Top-Down Design for Exploratory Research

Even exploratory and descriptive studies can and should use a top-down approach to research design. Naturally there are some differences in emphasis. I recommend the use of the following steps, which are somewhat modified from the steps given in Section 2 for experimental research:

The six steps in top-down design for exploratory research:

Write single-sentence summaries of the two or three most likely main results of the kind your research is intended to produce, as it might be stated in a literature review by some future scientist who is citing your research.
Write a separate abstract for each version of the paper that reports the results quoted in Step 1. Invent plausible summary statistics as needed - your research will provide the actual numbers later.
Draw the figures or tables that establish or describe the various results claimed in Step 2. Again, invent plausible numbers.
Write down every realistic way in which the validity of the figures or tables in Step 3 can be attacked. Use this list to identify the controls needed in the research design.
Write the research methods section for the paper.
Flesh out the full research design, using Step 5 as a guide. Include nothing that is not plausibly suggested by Steps 4 and 5. Design the structure of the data to maximize its flexibility for exploratory data analysis.

The point here is that even exploratory research has a design, whether or not anyone ever writes it down or even acknowledges that it exists, and it is just as important for an exploratory design to focus on the goals of the research as it is for an experimental design. Top-down design is the means by which the research activity is focused on its goals.

Conclusion

The concept of top-down design has been embraced by many engineering disciplines. For example, virtually all large buildings are designed in this fashion, architects having learned the hard way that it is better to have a clear idea of what one is building before pouring the foundations. Large computer programs are almost always designed in this fashion [2], as are rocket probes to the outer planets.

The efficiencies of the top-down approach for research design are almost self-evident: no variables are measured that do not have a bearing on the hypothesis, no control is used that does not relate to a known threat to the validity of the study, no subject is included beyond the number demanded by the power analysis, and the investigators and funding agencies have solid assurance that they will not be left with a mountain of worthless data.

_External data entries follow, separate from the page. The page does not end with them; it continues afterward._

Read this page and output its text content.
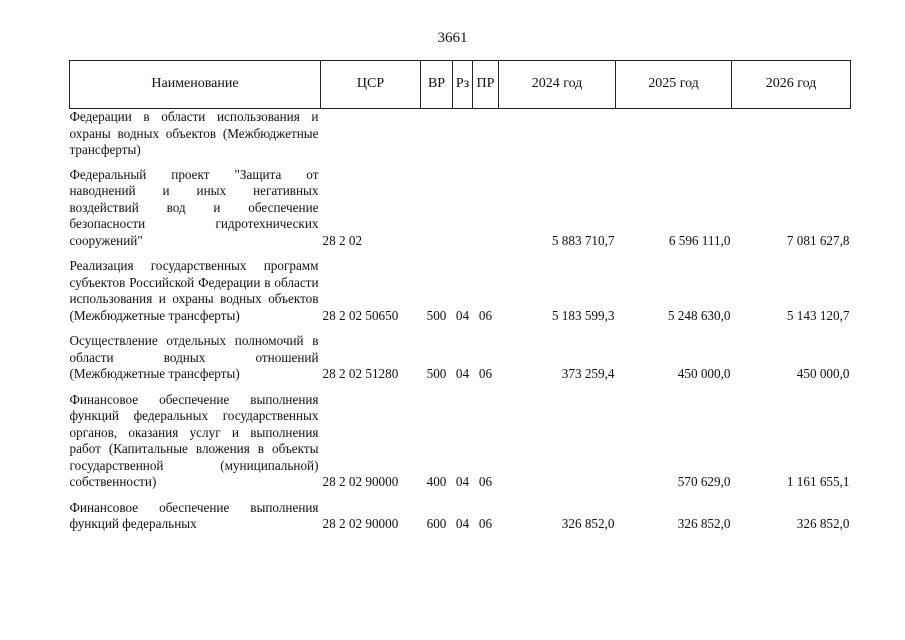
3661
Наименование	ЦСР	ВР	Рз	ПР	2024 год	2025 год	2026 год
Федерации в области использования и охраны водных объектов (Межбюджетные трансферты)							
Федеральный проект "Защита от наводнений и иных негативных воздействий вод и обеспечение безопасности гидротехнических сооружений"	28 2 02				5 883 710,7	6 596 111,0	7 081 627,8
Реализация государственных программ субъектов Российской Федерации в области использования и охраны водных объектов (Межбюджетные трансферты)	28 2 02 50650	500	04	06	5 183 599,3	5 248 630,0	5 143 120,7
Осуществление отдельных полномочий в области водных отношений (Межбюджетные трансферты)	28 2 02 51280	500	04	06	373 259,4	450 000,0	450 000,0
Финансовое обеспечение выполнения функций федеральных государственных органов, оказания услуг и выполнения работ (Капитальные вложения в объекты государственной (муниципальной) собственности)	28 2 02 90000	400	04	06		570 629,0	1 161 655,1
Финансовое обеспечение выполнения функций федеральных	28 2 02 90000	600	04	06	326 852,0	326 852,0	326 852,0
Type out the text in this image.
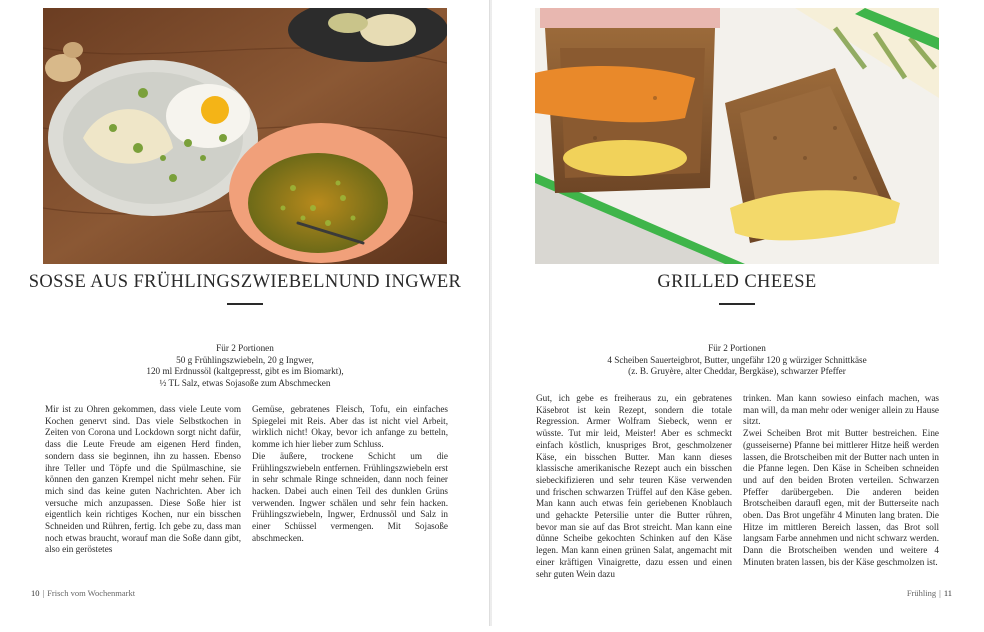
SOSSE AUS FRÜHLINGSZWIEBELNUND INGWER
Für 2 Portionen
50 g Frühlingszwiebeln, 20 g Ingwer,
120 ml Erdnussöl (kaltgepresst, gibt es im Biomarkt),
½ TL Salz, etwas Sojasoße zum Abschmecken

Mir ist zu Ohren gekommen, dass viele Leute vom Kochen genervt sind. Das viele Selbstkochen in Zeiten von Corona und Lockdown sorgt nicht dafür, dass die Leute Freude am eigenen Herd finden, sondern dass sie beginnen, ihn zu hassen. Ebenso ihre Teller und Töpfe und die Spülmaschine, sie können den ganzen Krempel nicht mehr sehen. Für mich sind das keine guten Nachrichten. Aber ich versuche mich anzupassen. Diese Soße hier ist eigentlich kein richtiges Kochen, nur ein bisschen Schneiden und Rühren, fertig. Ich gebe zu, dass man noch etwas braucht, worauf man die Soße dann gibt, also ein geröstetes

Gemüse, gebratenes Fleisch, Tofu, ein einfaches Spiegelei mit Reis. Aber das ist nicht viel Arbeit, wirklich nicht! Okay, bevor ich anfange zu betteln, komme ich hier lieber zum Schluss.

Die äußere, trockene Schicht um die Frühlingszwiebeln entfernen. Frühlingszwiebeln erst in sehr schmale Ringe schneiden, dann noch feiner hacken. Dabei auch einen Teil des dunklen Grüns verwenden. Ingwer schälen und sehr fein hacken. Frühlingszwiebeln, Ingwer, Erdnussöl und Salz in einer Schüssel vermengen. Mit Sojasoße abschmecken.

10 | Frisch vom Wochenmarkt
GRILLED CHEESE
Für 2 Portionen
4 Scheiben Sauerteigbrot, Butter, ungefähr 120 g würziger Schnittkäse
(z. B. Gruyère, alter Cheddar, Bergkäse), schwarzer Pfeffer

Gut, ich gebe es freiheraus zu, ein gebratenes Käsebrot ist kein Rezept, sondern die totale Regression. Armer Wolfram Siebeck, wenn er wüsste. Tut mir leid, Meister! Aber es schmeckt einfach köstlich, knuspriges Brot, geschmolzener Käse, ein bisschen Butter. Man kann dieses klassische amerikanische Rezept auch ein bisschen siebeckifizieren und sehr teuren Käse verwenden und frischen schwarzen Trüffel auf den Käse geben. Man kann auch etwas fein geriebenen Knoblauch und gehackte Petersilie unter die Butter rühren, bevor man sie auf das Brot streicht. Man kann eine dünne Scheibe gekochten Schinken auf den Käse legen. Man kann einen grünen Salat, angemacht mit einer kräftigen Vinaigrette, dazu essen und einen sehr guten Wein dazu

trinken. Man kann sowieso einfach machen, was man will, da man mehr oder weniger allein zu Hause sitzt.

Zwei Scheiben Brot mit Butter bestreichen. Eine (gusseiserne) Pfanne bei mittlerer Hitze heiß werden lassen, die Brotscheiben mit der Butter nach unten in die Pfanne legen. Den Käse in Scheiben schneiden und auf den beiden Broten verteilen. Schwarzen Pfeffer darübergeben. Die anderen beiden Brotscheiben daraufl egen, mit der Butterseite nach oben. Das Brot ungefähr 4 Minuten lang braten. Die Hitze im mittleren Bereich lassen, das Brot soll langsam Farbe annehmen und nicht schwarz werden. Dann die Brotscheiben wenden und weitere 4 Minuten braten lassen, bis der Käse geschmolzen ist.

Frühling | 11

It may be argued that the designs generated by a top-down approach are not rich enough to provide opportunities to discover the unexpected, that they actively discourage serendipity. I disagree entirely. First, if serendipity is among the goals of a project, then a top-down approach will reflect that fact by building opportunities for unexpected discoveries into the design. Second, the efficiencies of top-down design will release resources so that a greater variety of studies can be done. Creative scientific leadership is usually helped far more than it is hurt by design methods of greater efficiency. Third, and most important, top-down design actually fosters creativity, by laying bare the essential core of the research effort - the core which is so often neglected or forgotten amid the distractions of peripheral issues.

References

Cohen, Jacob (1988). Statistical Power Analysis for the Behavioral Sciences, 2nd Edition. Hillsdale, New Jersey: Lawrence Erlbaum Associates. The tables in this reference are also available as a computer program.
Leith, P. (1984) "Top-down design within a functional environment." Software, 14, 921-930.